Не отстояла. Обманула. Не хватило умения? Энергии? Не те слова говорила? Мне почему-то казалось: будь я на ее месте, я смогла бы доказать, убедить. Я бы пошла к самому главному начальнику, взяла бы его за руку и повела бы в эту рощу. И когда бы он увидел своими глазами, сколько света возвращают людям ее березовые стволы, как доверчиво зеленеют каждой весной распускающиеся листья, он, этот начальник, тут же отменил бы все свои приказы. И, потрясенный невероятной красотой, долго стоял бы, сняв с головы шапку, а на глазах бы у него сверкали очистительные слезы…
Но мать не смогла. «Эх ты!..» — сказала я ей.
— Проект был уже утвержден, — повторила она. — Все не так просто, дочка. Вот вырастешь — поймешь…
— Не хочу понимать!
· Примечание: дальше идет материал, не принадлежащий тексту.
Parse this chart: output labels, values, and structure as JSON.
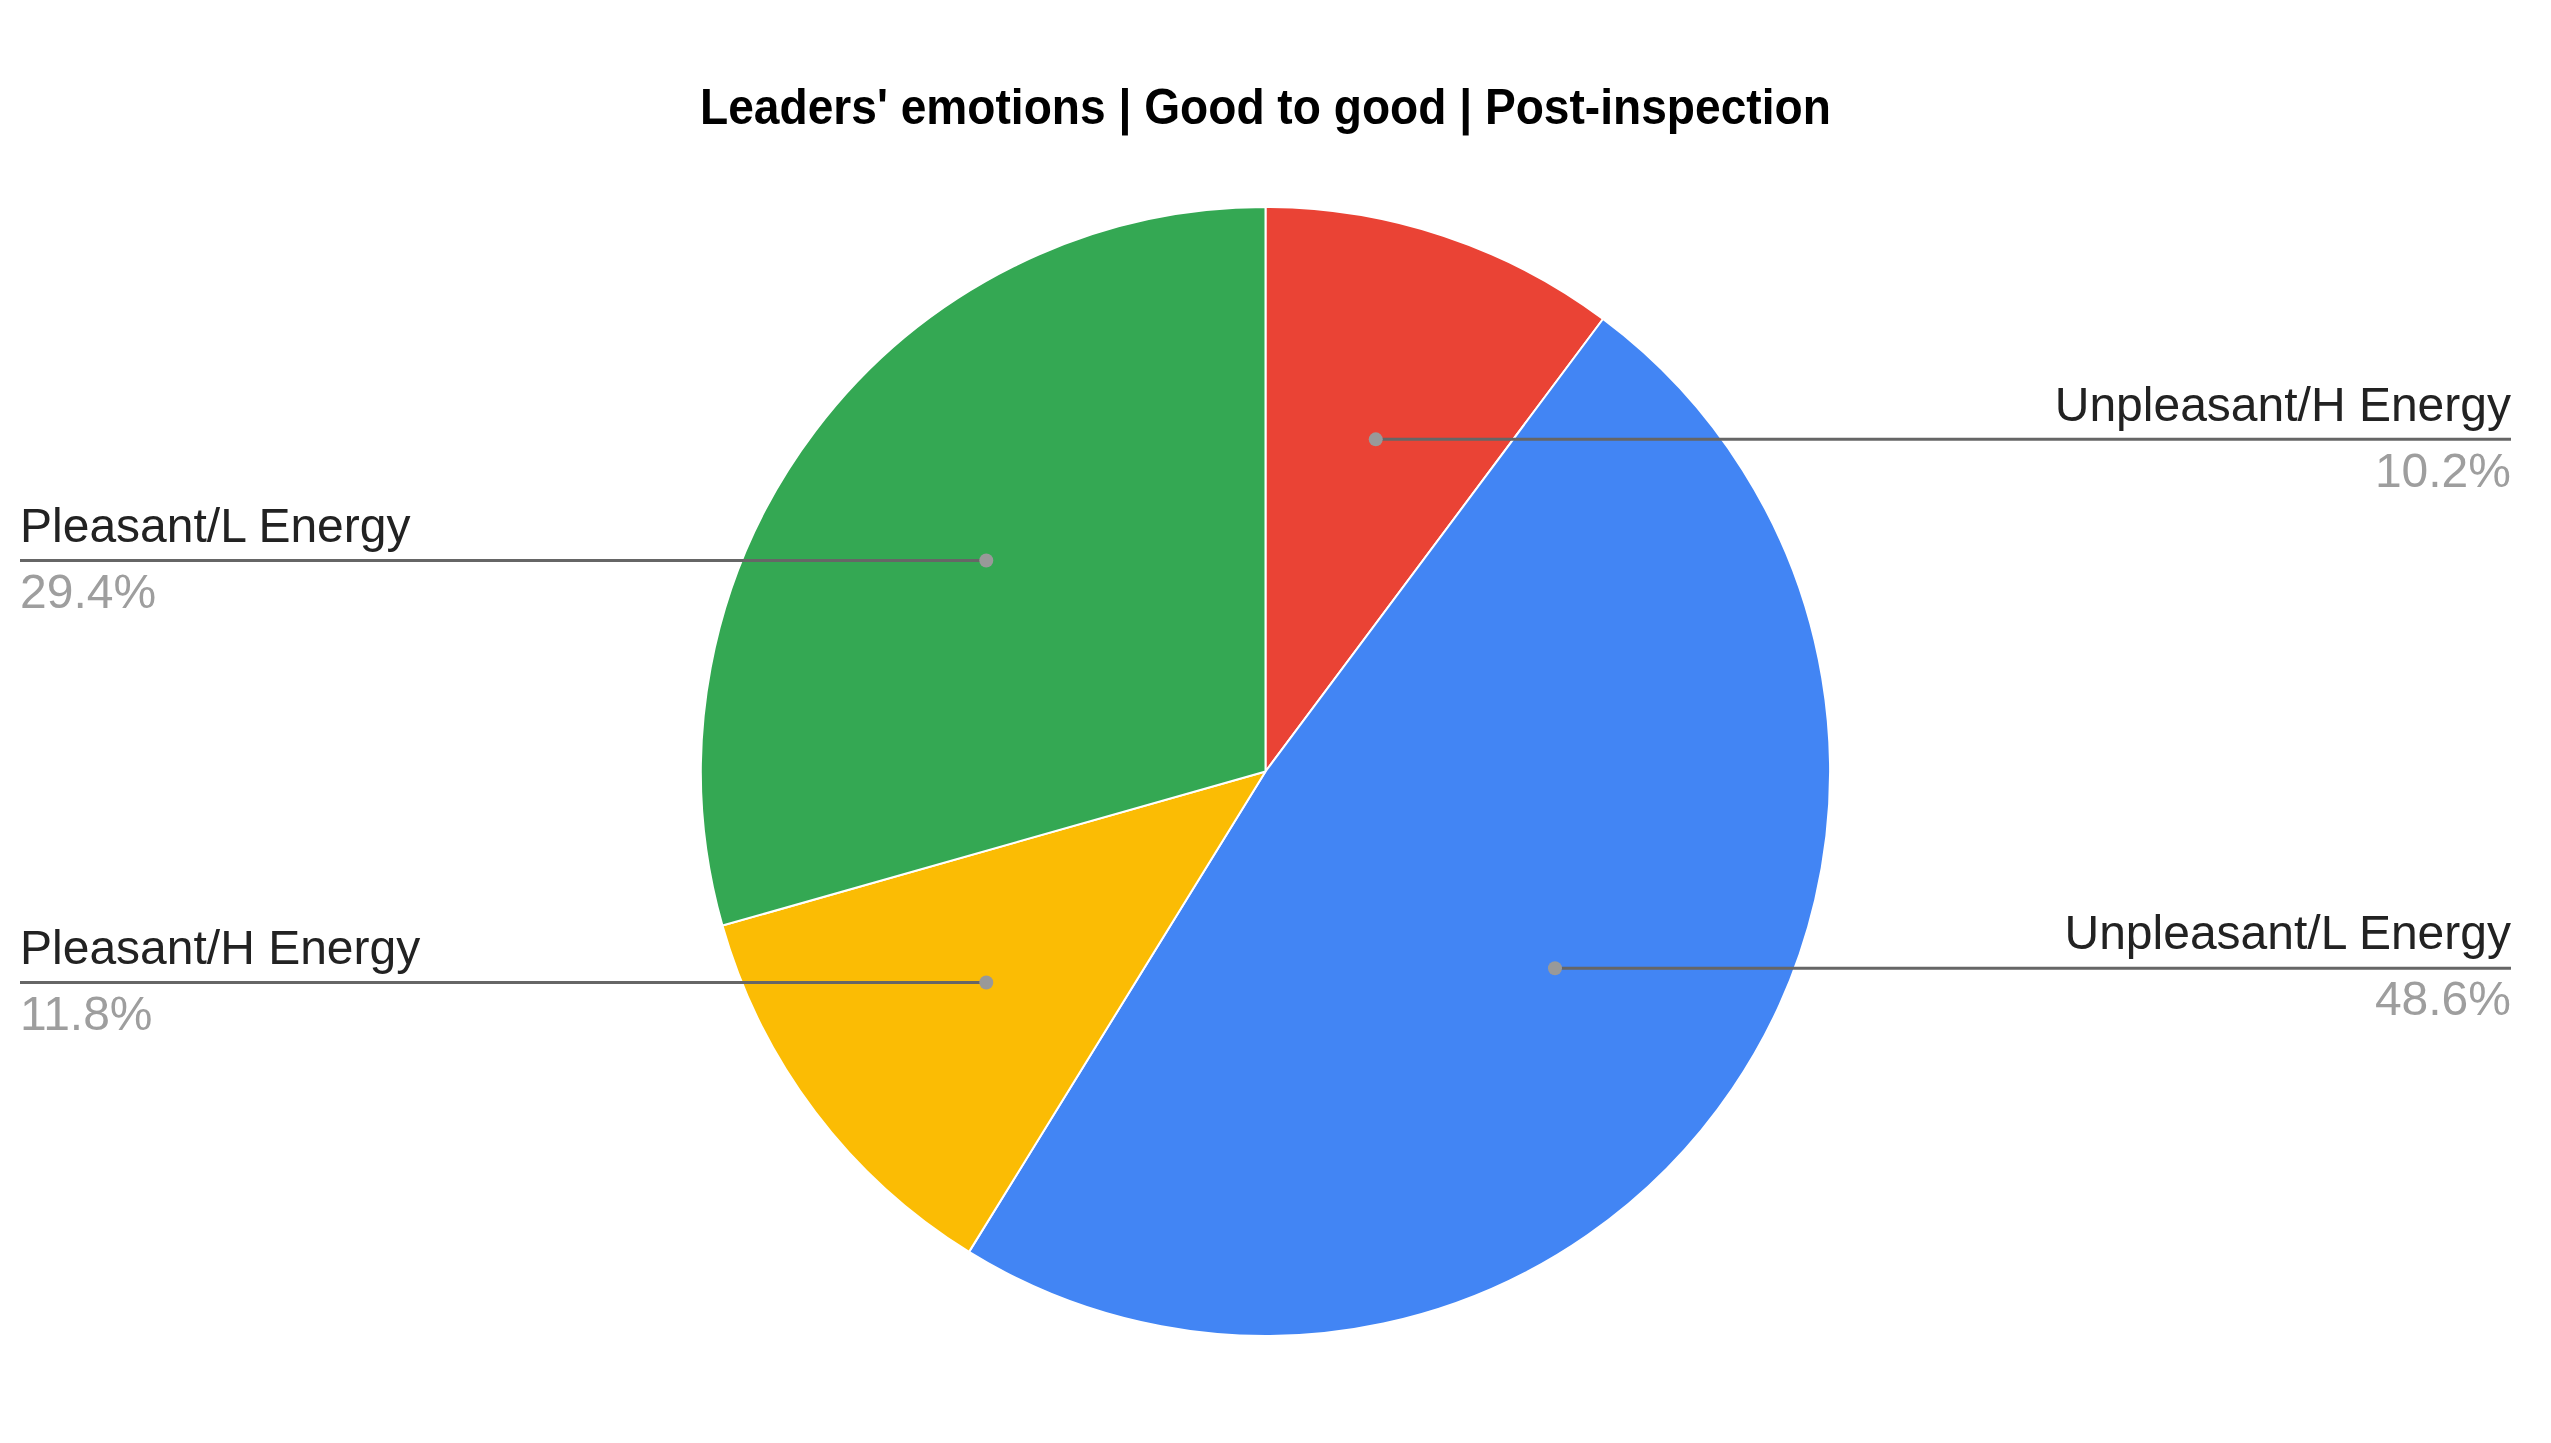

Не желаю! И что я должна понимать?
— Люди получили жилье. Тысячи квартир. При таком огромном строительстве нужно чем-то жертвовать.
— Нужно? Кому? Ведь ты же сама говорила, что это не строительство, а расселение, говорила ведь? — Я видела микрорайон, который строится на том месте: случайно проезжала на автобусе. Скучные многоэтажки, усеянные крохотными балкончиками. Я тут же отвернулась от окна, закрыла глаза.
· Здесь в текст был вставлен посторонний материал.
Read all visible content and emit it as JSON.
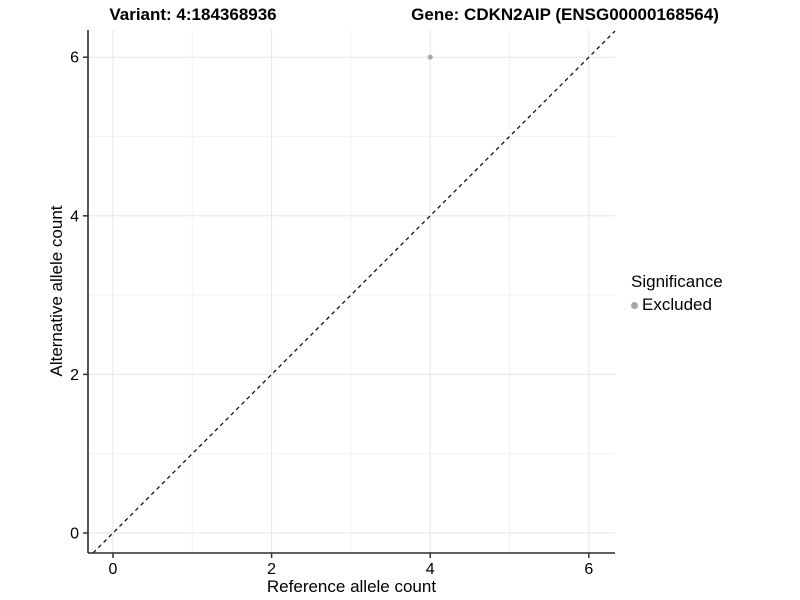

— Роща все равно бы погибла: лес не выдерживает соседства с жильем. Видишь тот засохший дуб напротив дома? А ведь его оберегали, обходили во время стройки.
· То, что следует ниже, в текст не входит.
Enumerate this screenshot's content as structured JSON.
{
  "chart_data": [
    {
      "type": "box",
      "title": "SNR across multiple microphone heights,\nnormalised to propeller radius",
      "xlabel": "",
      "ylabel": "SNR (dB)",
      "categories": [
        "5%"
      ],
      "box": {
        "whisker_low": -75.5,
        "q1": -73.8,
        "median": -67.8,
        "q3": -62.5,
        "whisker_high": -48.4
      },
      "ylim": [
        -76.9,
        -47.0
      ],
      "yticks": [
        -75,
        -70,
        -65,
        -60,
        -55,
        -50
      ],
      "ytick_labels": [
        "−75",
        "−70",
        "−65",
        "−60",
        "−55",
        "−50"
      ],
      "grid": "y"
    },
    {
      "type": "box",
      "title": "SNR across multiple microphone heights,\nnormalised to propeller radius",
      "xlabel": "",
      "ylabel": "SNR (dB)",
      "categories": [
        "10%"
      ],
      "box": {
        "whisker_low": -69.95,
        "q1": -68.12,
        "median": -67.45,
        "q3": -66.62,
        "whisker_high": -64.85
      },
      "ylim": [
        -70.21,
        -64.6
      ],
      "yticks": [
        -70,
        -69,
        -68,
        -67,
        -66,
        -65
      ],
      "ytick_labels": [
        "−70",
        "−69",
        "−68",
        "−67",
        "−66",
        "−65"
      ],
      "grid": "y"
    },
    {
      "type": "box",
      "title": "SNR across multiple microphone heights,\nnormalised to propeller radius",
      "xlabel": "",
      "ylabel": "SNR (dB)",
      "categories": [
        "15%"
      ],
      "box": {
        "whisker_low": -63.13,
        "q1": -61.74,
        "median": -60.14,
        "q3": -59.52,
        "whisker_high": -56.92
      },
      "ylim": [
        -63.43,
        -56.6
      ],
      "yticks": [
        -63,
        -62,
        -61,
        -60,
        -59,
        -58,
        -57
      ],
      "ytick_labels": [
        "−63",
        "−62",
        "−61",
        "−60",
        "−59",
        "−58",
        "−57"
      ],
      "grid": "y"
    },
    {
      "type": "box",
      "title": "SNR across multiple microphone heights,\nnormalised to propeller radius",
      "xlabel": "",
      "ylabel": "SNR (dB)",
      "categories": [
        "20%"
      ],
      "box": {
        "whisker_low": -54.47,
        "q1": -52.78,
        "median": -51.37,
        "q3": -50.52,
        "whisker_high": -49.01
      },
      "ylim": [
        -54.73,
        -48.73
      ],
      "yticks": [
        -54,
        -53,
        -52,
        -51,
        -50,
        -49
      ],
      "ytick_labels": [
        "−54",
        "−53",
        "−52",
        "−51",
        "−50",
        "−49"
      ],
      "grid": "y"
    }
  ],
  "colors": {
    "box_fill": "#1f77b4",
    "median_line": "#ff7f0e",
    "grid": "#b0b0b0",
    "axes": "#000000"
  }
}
— Да, не выдержал. Даже дуб…
— Ой, горит!.. — Мать бросилась на кухню. Похоже, она безумно обрадовалась возможности убежать на кухню. Ну нет, от меня так просто не отделаешься!
— Ма, дай мне трешник.
— Для чего тебе столько?
В руке у нее большой кухонный нож, на глазах слезы: лук, наверное, резала.
— Для самоутверждения, — отвечаю ей. — Ребенок должен иметь карманные деньги. Чтобы не быть в стороне.
— В стороне от чего? — не понимает мать. Тыльной стороной ладони она размазывает по щекам слезы. И часто-часто моргает глазами. Только и может слезы размазывать. Где ее характер? Вот и отца проморгала. И нож в ее руке, как ружье у зайца.
— Прессу читать надо! Там все черным по белому написано: в современном товарообменном обществе ребенок тоже должен уметь покупать. Чтобы у него не развился комплекс неполноценности… Можешь не три рубля, можешь больше…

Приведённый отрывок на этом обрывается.